My Imaginary Girlfriend
I think I'm in love with you? You're just so cool...
I can see her now.
She is an almost iridescent pale. Sometimes she is rail-thin and diminutive, sometimes she is tall and imposing. Sometimes it’s a white tank top, sometimes it’s an oversized pitch-black hoodie. Sometimes she looks directly at me, but usually her gaze is fixed upon something else, some neon star that sits an impossible distance behind me. And always, in every form she takes, her hair is dyed a shocking fuck-you fire-truck red.
She is my imaginary girlfriend and she has been living in my brain since I was five years old. I must have seen her in a TV ad or a magazine or an music video or something. I remember picturing her in the hallways of my elementary school- this ephemeral adult woman who looked like Edward Scissorhands’ cousin, and who was inexplicably dating me, a kindergartener. I think even then I appreciated the implicit absurdity of the scenario.
As the years went on and my body caught up to my brain, her face began to shift. She took on the shape of my babysitters, then the disembodied fragments of my early and fraught experiences with porn, then eventually my classmates, once their bodies began to resemble the shape that had formed so early in my mind. Once when I was in seventh grade, I had a sleepover in my friend’s backyard, and I spent the entire night talking to a girl I barely knew. The next day, my friend told me that she had a crush on me. Suddenly I had a choice- would I try my hand at meeting a real person, a real girl who at the tender age of eleven decided that my existence was worth noticing and appreciating? Or would I continue my affair with an imaginary woman who was always just out of reach, too old and too cool and too free to even notice me?
I told my friend’s friend that I’d have to think about it. Later that day she told me not to bother; she was over it.
I am twenty three years old and the specter of my imaginary girlfriend still looms over me. As I bounce between rocky and precipitous relationships with real people, I see her creeping into their eye sockets and mouths. I see her shadow forming on the wall, getting larger and larger the more time I spend with any particular lover. Her tendrils always seek a suitable vessel to give her what she lacks- warmth, depth, a beating heart.
Sometimes I think that your whole life is spent on one side of a camera or another. Are you the one projecting a fantasy onto me, or am I the one projecting a fantasy onto you? Is it better to be adored and imaginary or invisible and genuine?
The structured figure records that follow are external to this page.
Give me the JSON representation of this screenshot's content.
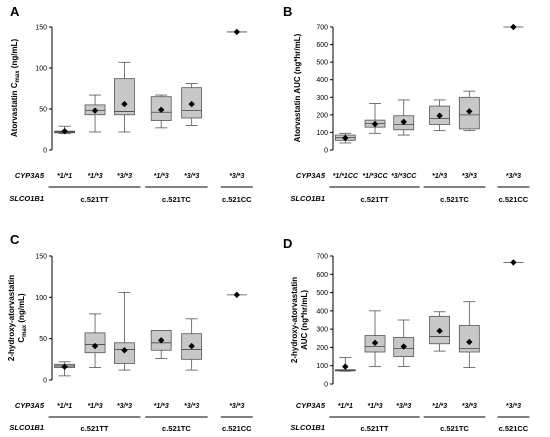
{
  "chart_data": [
    {
      "type": "box",
      "panel": "A",
      "ylabel_main": "Atorvastatin C",
      "ylabel_sub": "max",
      "ylabel_unit": " (ng/mL)",
      "ylim": [
        0,
        150
      ],
      "yticks": [
        0,
        50,
        100,
        150
      ],
      "row1_label": "CYP3A5",
      "row2_label": "SLCO1B1",
      "categories": [
        "*1/*1",
        "*1/*3",
        "*3/*3",
        "*1/*3",
        "*3/*3",
        "*3/*3"
      ],
      "groups": [
        {
          "label": "c.521TT",
          "from": 0,
          "to": 2
        },
        {
          "label": "c.521TC",
          "from": 3,
          "to": 4
        },
        {
          "label": "c.521CC",
          "from": 5,
          "to": 5
        }
      ],
      "boxes": [
        {
          "min": 20,
          "q1": 21,
          "median": 22,
          "q3": 23,
          "max": 29,
          "mean": 23
        },
        {
          "min": 22,
          "q1": 43,
          "median": 48,
          "q3": 55,
          "max": 67,
          "mean": 48
        },
        {
          "min": 22,
          "q1": 43,
          "median": 47,
          "q3": 87,
          "max": 107,
          "mean": 56
        },
        {
          "min": 27,
          "q1": 36,
          "median": 46,
          "q3": 65,
          "max": 67,
          "mean": 49
        },
        {
          "min": 30,
          "q1": 39,
          "median": 48,
          "q3": 76,
          "max": 81,
          "mean": 56
        },
        {
          "min": 144,
          "q1": 144,
          "median": 144,
          "q3": 144,
          "max": 144,
          "mean": 144
        }
      ]
    },
    {
      "type": "box",
      "panel": "B",
      "ylabel_main": "Atorvastatin AUC",
      "ylabel_sub": "",
      "ylabel_unit": " (ng*hr/mL)",
      "ylim": [
        0,
        700
      ],
      "yticks": [
        0,
        100,
        200,
        300,
        400,
        500,
        600,
        700
      ],
      "row1_label": "CYP3A5",
      "row2_label": "SLCO1B1",
      "categories": [
        "*1/*1CC",
        "*1/*3CC",
        "*3/*3CC",
        "*1/*3",
        "*3/*3",
        "*3/*3"
      ],
      "groups": [
        {
          "label": "c.521TT",
          "from": 0,
          "to": 2
        },
        {
          "label": "c.521TC",
          "from": 3,
          "to": 4
        },
        {
          "label": "c.521CC",
          "from": 5,
          "to": 5
        }
      ],
      "boxes": [
        {
          "min": 40,
          "q1": 55,
          "median": 70,
          "q3": 85,
          "max": 95,
          "mean": 68
        },
        {
          "min": 95,
          "q1": 130,
          "median": 150,
          "q3": 170,
          "max": 265,
          "mean": 148
        },
        {
          "min": 85,
          "q1": 115,
          "median": 145,
          "q3": 195,
          "max": 285,
          "mean": 160
        },
        {
          "min": 110,
          "q1": 145,
          "median": 180,
          "q3": 250,
          "max": 285,
          "mean": 195
        },
        {
          "min": 110,
          "q1": 120,
          "median": 200,
          "q3": 300,
          "max": 335,
          "mean": 220
        },
        {
          "min": 700,
          "q1": 700,
          "median": 700,
          "q3": 700,
          "max": 700,
          "mean": 700
        }
      ]
    },
    {
      "type": "box",
      "panel": "C",
      "ylabel_main": "2-hydroxy-atorvastatin",
      "ylabel_line2_main": "C",
      "ylabel_sub": "max",
      "ylabel_unit": " (ng/mL)",
      "ylim": [
        0,
        150
      ],
      "yticks": [
        0,
        50,
        100,
        150
      ],
      "row1_label": "CYP3A5",
      "row2_label": "SLCO1B1",
      "categories": [
        "*1/*1",
        "*1/*3",
        "*3/*3",
        "*1/*3",
        "*3/*3",
        "*3/*3"
      ],
      "groups": [
        {
          "label": "c.521TT",
          "from": 0,
          "to": 2
        },
        {
          "label": "c.521TC",
          "from": 3,
          "to": 4
        },
        {
          "label": "c.521CC",
          "from": 5,
          "to": 5
        }
      ],
      "boxes": [
        {
          "min": 5,
          "q1": 15,
          "median": 17,
          "q3": 19,
          "max": 22,
          "mean": 16
        },
        {
          "min": 15,
          "q1": 33,
          "median": 43,
          "q3": 57,
          "max": 80,
          "mean": 41
        },
        {
          "min": 12,
          "q1": 20,
          "median": 37,
          "q3": 45,
          "max": 106,
          "mean": 36
        },
        {
          "min": 26,
          "q1": 36,
          "median": 45,
          "q3": 60,
          "max": 60,
          "mean": 48
        },
        {
          "min": 12,
          "q1": 25,
          "median": 37,
          "q3": 56,
          "max": 74,
          "mean": 41
        },
        {
          "min": 103,
          "q1": 103,
          "median": 103,
          "q3": 103,
          "max": 103,
          "mean": 103
        }
      ]
    },
    {
      "type": "box",
      "panel": "D",
      "ylabel_main": "2-hydroxy-atorvastatin",
      "ylabel_line2_main": "AUC (ng*hr/mL)",
      "ylabel_sub": "",
      "ylabel_unit": "",
      "ylim": [
        0,
        700
      ],
      "yticks": [
        0,
        100,
        200,
        300,
        400,
        500,
        600,
        700
      ],
      "row1_label": "CYP3A5",
      "row2_label": "SLCO1B1",
      "categories": [
        "*1/*1",
        "*1/*3",
        "*3/*3",
        "*1/*3",
        "*3/*3",
        "*3/*3"
      ],
      "groups": [
        {
          "label": "c.521TT",
          "from": 0,
          "to": 2
        },
        {
          "label": "c.521TC",
          "from": 3,
          "to": 4
        },
        {
          "label": "c.521CC",
          "from": 5,
          "to": 5
        }
      ],
      "boxes": [
        {
          "min": 70,
          "q1": 72,
          "median": 75,
          "q3": 78,
          "max": 145,
          "mean": 95
        },
        {
          "min": 95,
          "q1": 175,
          "median": 205,
          "q3": 265,
          "max": 400,
          "mean": 225
        },
        {
          "min": 95,
          "q1": 150,
          "median": 195,
          "q3": 255,
          "max": 350,
          "mean": 205
        },
        {
          "min": 180,
          "q1": 220,
          "median": 260,
          "q3": 370,
          "max": 395,
          "mean": 290
        },
        {
          "min": 90,
          "q1": 175,
          "median": 195,
          "q3": 320,
          "max": 450,
          "mean": 230
        },
        {
          "min": 665,
          "q1": 665,
          "median": 665,
          "q3": 665,
          "max": 665,
          "mean": 665
        }
      ]
    }
  ]
}
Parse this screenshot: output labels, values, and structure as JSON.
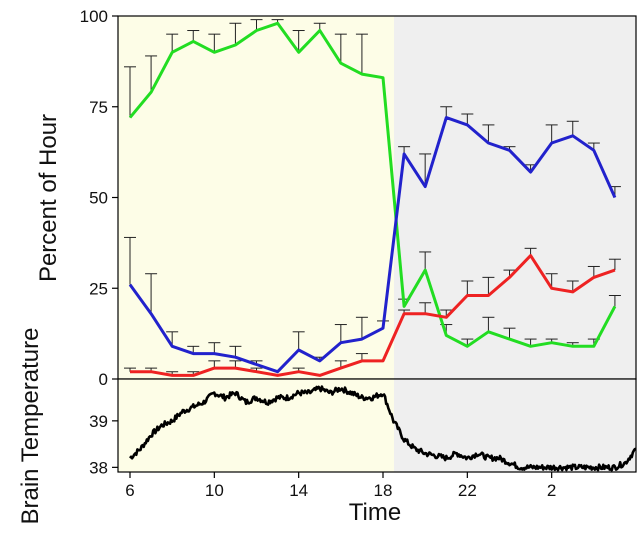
{
  "chart_data": [
    {
      "type": "line",
      "panel": "top",
      "xlabel": "Time",
      "ylabel": "Percent of Hour",
      "ylim": [
        0,
        100
      ],
      "yticks": [
        0,
        25,
        50,
        75,
        100
      ],
      "x_hours_of_day": [
        6,
        7,
        8,
        9,
        10,
        11,
        12,
        13,
        14,
        15,
        16,
        17,
        18,
        19,
        20,
        21,
        22,
        23,
        0,
        1,
        2,
        3,
        4,
        5
      ],
      "shading": [
        {
          "from_hour": 6,
          "to_hour": 18,
          "color": "#fdfde7"
        },
        {
          "from_hour": 18,
          "to_hour": 6,
          "color": "#efefef"
        }
      ],
      "series": [
        {
          "color": "#22dd22",
          "values": [
            72,
            79,
            90,
            93,
            90,
            92,
            96,
            98,
            90,
            96,
            87,
            84,
            83,
            20,
            30,
            12,
            9,
            13,
            11,
            9,
            10,
            9,
            9,
            20
          ],
          "error": [
            14,
            10,
            5,
            3,
            5,
            6,
            3,
            1,
            6,
            2,
            8,
            11,
            0,
            2,
            5,
            3,
            2,
            4,
            3,
            2,
            1,
            1,
            2,
            3
          ]
        },
        {
          "color": "#2222cc",
          "values": [
            26,
            18,
            9,
            7,
            7,
            6,
            4,
            2,
            8,
            5,
            10,
            11,
            14,
            62,
            53,
            72,
            70,
            65,
            63,
            57,
            65,
            67,
            63,
            50
          ],
          "error": [
            13,
            11,
            4,
            2,
            3,
            3,
            1,
            0,
            5,
            1,
            5,
            6,
            2,
            2,
            9,
            3,
            3,
            5,
            1,
            2,
            5,
            4,
            2,
            3
          ]
        },
        {
          "color": "#ee2222",
          "values": [
            2,
            2,
            1,
            1,
            3,
            3,
            2,
            1,
            2,
            1,
            3,
            5,
            5,
            18,
            18,
            17,
            23,
            23,
            28,
            34,
            25,
            24,
            28,
            30
          ],
          "error": [
            1,
            1,
            1,
            1,
            2,
            2,
            1,
            0,
            1,
            0,
            2,
            2,
            0,
            1,
            3,
            2,
            4,
            5,
            2,
            2,
            4,
            3,
            3,
            3
          ]
        }
      ]
    },
    {
      "type": "line",
      "panel": "bottom",
      "xlabel": "Time",
      "ylabel": "Brain Temperature",
      "ylim": [
        37.9,
        39.9
      ],
      "yticks": [
        38,
        39
      ],
      "xticks": [
        "6",
        "10",
        "14",
        "18",
        "22",
        "2"
      ],
      "series": [
        {
          "color": "#000000",
          "x_hours_elapsed": [
            0,
            0.5,
            1,
            1.5,
            2,
            2.5,
            3,
            3.5,
            4,
            4.5,
            5,
            5.5,
            6,
            6.5,
            7,
            7.5,
            8,
            8.5,
            9,
            9.5,
            10,
            10.5,
            11,
            11.5,
            12,
            12.5,
            13,
            13.5,
            14,
            14.5,
            15,
            15.5,
            16,
            16.5,
            17,
            17.5,
            18,
            18.5,
            19,
            19.5,
            20,
            20.5,
            21,
            21.5,
            22,
            22.5,
            23,
            23.5,
            24
          ],
          "values": [
            38.2,
            38.4,
            38.7,
            38.9,
            39.0,
            39.2,
            39.3,
            39.4,
            39.6,
            39.5,
            39.6,
            39.4,
            39.5,
            39.4,
            39.5,
            39.5,
            39.6,
            39.6,
            39.7,
            39.6,
            39.7,
            39.6,
            39.5,
            39.5,
            39.6,
            39.0,
            38.6,
            38.4,
            38.3,
            38.25,
            38.2,
            38.3,
            38.2,
            38.3,
            38.2,
            38.2,
            38.1,
            38.0,
            38.0,
            38.0,
            38.0,
            38.0,
            38.0,
            38.0,
            38.0,
            38.0,
            38.0,
            38.1,
            38.4
          ]
        }
      ]
    }
  ]
}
It’s the subject of the photograph who is immortalized, but it’s the wandering eye who experiences this flattened monument, whose cunning and ambulatory mind can live within it. Who is more real? Is it our visible and corporeal form that defines us, or as Kurt Vonnegut says, the “unwavering band of light” that guides our attention?
Around the time I was seventeen I decided I wanted to pay attention to how I dressed. I cut most of my (unreasonably large) collection of graphic tees, almost all in some shade or another of navy blue or dark gray or black. I started to try flannels and button-ups and, most shocking of all, colors like green and yellow and red- colors that might accidentally cause another high schooler to look at me. Since then I have worn getups more ostentatious and skimpy than that seventeen-year-old could have ever imagined. I grew into my vanity over time, tended to it like a budding plant. All these years later I am finally proud of how I look, something that I could not claim for the vast majority of my life.
Through relationships and experiences and altogether too many mirror selfies I have finally allowed myself to step out in front of the camera. It’s not just that I want to be seen and fantasized about, it’s that I’m doing the work to make myself an object of desire. It’s not enough for me to be solely a consumer of beauty anymore.
The world is full of people who have an iridescent spark deep within them. Then, there are the select few who have built the performative muscle and become luminous on the outside as well. Their lives are defined by being perceived, being loved as a brilliant illusion. Frank Bidart says what you love is your fate- if what you love is to be adored, then that becomes your fate, with all of its shimmering upside and sometimes horrible aftermath.
When you spend a long enough time on the side of the camera with the viewfinder, you start to develop strange ideas about the people on the side with the lens. You start to imagine that they are all they say they are, that their effervescent luminosity is no illusion and that each moment in their lives is as perfect as the picture. You start to imagine that happiness lies on the other side of that lens, that if only you could shine brightly you would live within the Norman Rockwell painting instead of just looking at it.
The truth is, of course, that all photographs are a collaboration between the camera guy and the subject. We work together on this illusion, this projected self. It’s tempting to imagine that my imaginary girlfriend is really out there, and that if I can find her in the right place at the right time, I can live deep within the folds of her pitch-black hoodie. But to place the burden of this picture on another unwavering band of light is to set us both up for failure. It is cruel, in a thoughtless and uncaring way, to assume that anyone is defined by their best moments.
We are all just flabby, stupid humans. If I ever want one of them to stick around me for a long time, I need to dump this ghost and learn how to move on. She never did anything nice for me anyhow.